The kids will need a space that allows them to develop their gross motor skills by climbing, tumbling, and running. Hang a tire swing! Make a dirt pit and toss some shovels out there (this alone will provide hundreds of hours of fun, trust me), help them set up their own gardening space, and watch them blossom!

Dogs:

What does your dog love to do? For a digger, consider building a sandbox just for Fido! You can bury toys and treats for your dog to find. If your dog is older or just loves to lounge, lay a bed in a shady corner. You may want to fence off an area that’s just for pups, especially if you have a flower garden that needs protecting or if your dogs are just plain rambunctious. Remember to tell your dog sitter which parts of the yard are off limits when you go out of town. And if you’re going to keep your dog outsite all the time you need to prevent your dog from barking all night long, you may want to try some training collar for this end.

Adults:

The benefits of gardening are well-documented here and elsewhere, so I won’t belabor the point. Let’s just say: GARDENING ROCKS! Once your kids and pets are occupied, you’ll have that much more time to devote to your little patch of earth. Make it your own! Plant your favorite veggies and draw in pollinators with flowers a-plenty.

Keep it Safe

Before you plant a seed or start, be certain it’s pet and kid safe! Many ornamental plants, such as euphorbias or daffodils are toxic, and some, like oleander, can be deadly. Do your googles.

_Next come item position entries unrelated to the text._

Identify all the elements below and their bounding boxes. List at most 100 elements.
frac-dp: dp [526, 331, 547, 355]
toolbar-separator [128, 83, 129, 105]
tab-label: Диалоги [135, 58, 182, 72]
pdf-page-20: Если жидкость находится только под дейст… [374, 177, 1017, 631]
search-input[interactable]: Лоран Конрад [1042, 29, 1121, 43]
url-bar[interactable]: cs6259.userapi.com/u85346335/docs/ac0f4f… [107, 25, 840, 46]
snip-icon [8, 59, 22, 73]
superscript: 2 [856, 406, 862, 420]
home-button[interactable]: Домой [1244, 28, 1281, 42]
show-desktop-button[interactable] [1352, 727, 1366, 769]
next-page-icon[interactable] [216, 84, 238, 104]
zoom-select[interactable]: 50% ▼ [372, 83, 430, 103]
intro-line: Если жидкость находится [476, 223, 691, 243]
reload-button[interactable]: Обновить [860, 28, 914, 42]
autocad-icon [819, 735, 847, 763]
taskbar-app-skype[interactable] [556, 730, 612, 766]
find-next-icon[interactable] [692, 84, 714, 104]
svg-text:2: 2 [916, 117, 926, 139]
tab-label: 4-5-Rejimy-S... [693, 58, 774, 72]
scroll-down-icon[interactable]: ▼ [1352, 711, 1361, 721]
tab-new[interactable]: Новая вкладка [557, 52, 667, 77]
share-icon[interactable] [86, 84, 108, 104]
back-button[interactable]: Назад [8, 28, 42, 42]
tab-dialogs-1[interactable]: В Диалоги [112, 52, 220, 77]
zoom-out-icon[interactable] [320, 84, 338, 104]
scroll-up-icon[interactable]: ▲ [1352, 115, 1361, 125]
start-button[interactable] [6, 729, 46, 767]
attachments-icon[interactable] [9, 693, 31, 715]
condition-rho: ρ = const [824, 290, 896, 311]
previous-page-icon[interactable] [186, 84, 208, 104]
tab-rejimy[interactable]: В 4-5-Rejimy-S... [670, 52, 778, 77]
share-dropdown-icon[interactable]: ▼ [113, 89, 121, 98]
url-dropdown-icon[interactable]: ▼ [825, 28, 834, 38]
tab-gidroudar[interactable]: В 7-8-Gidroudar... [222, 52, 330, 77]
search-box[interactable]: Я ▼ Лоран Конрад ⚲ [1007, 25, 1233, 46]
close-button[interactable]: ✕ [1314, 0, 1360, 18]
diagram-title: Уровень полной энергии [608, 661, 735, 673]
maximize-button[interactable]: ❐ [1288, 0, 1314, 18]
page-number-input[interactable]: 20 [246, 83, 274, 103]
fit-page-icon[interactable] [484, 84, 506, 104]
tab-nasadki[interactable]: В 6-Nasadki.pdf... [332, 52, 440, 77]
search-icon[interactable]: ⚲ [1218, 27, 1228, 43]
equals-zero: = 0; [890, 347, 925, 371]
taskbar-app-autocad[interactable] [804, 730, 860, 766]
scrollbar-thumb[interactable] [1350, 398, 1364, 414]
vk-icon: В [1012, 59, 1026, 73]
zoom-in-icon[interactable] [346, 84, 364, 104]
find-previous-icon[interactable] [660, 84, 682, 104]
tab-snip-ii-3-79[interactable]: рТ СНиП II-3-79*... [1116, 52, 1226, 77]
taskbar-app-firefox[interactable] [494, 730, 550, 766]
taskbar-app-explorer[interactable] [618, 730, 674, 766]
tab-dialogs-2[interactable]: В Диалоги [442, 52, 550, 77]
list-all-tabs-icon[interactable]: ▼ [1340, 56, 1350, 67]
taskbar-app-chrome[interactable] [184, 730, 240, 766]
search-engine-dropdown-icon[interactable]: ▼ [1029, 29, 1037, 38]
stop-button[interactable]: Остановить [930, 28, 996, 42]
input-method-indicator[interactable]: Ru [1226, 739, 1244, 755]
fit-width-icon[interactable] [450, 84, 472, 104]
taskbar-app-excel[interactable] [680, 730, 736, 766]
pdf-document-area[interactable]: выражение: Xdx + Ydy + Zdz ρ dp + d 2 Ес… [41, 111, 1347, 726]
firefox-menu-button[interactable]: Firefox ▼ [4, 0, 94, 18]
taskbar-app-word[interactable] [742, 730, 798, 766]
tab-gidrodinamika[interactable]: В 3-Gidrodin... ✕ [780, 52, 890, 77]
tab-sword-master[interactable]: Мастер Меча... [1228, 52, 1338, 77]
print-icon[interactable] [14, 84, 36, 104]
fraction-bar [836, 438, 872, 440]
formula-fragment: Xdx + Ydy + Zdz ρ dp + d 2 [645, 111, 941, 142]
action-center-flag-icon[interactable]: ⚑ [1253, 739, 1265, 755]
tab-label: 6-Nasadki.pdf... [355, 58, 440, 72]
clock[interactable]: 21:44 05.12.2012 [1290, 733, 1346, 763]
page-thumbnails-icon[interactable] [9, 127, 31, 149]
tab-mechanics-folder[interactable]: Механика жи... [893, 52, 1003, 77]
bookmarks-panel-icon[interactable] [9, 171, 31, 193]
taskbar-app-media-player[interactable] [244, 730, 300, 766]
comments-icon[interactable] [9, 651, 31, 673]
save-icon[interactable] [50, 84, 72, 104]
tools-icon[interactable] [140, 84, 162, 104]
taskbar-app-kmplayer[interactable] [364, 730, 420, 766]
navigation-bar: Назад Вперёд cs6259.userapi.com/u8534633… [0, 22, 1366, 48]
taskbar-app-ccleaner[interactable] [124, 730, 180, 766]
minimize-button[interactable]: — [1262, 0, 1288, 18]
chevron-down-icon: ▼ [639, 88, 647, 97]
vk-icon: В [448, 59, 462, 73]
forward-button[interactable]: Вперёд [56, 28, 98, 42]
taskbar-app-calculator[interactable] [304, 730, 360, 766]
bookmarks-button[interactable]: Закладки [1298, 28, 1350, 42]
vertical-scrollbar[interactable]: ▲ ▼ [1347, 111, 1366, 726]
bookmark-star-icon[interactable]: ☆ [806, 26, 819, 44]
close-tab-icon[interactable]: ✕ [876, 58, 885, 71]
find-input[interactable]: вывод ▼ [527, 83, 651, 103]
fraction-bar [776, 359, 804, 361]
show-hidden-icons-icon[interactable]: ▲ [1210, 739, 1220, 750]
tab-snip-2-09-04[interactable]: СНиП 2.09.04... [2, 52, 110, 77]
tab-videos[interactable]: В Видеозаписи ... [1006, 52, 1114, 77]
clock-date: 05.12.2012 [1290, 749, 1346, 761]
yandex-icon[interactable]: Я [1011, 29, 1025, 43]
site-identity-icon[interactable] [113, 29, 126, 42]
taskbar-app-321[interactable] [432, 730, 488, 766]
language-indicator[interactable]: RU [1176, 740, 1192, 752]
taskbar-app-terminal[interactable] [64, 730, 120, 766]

Another hidden danger in the garden is mulch! Most wood based-mulches are fine, but those made of cocoa bean shells or rubber are dangerous for Rover to ingest. Keep it natural!

Bloom and Grow

As is so often the case in matters garden-related, planning and forethought pay out in dividends. Devote some time to creating an outdoor space the whole family grow and you’ll reap rewards in the form of edible, medicinal, and ornamental crops, and in the less tangible; time spent together with your beloved family that will nurture and strengthen the bonds between you. Plant the seeds of harmony and fellowship today to blossom together as a family for years to come.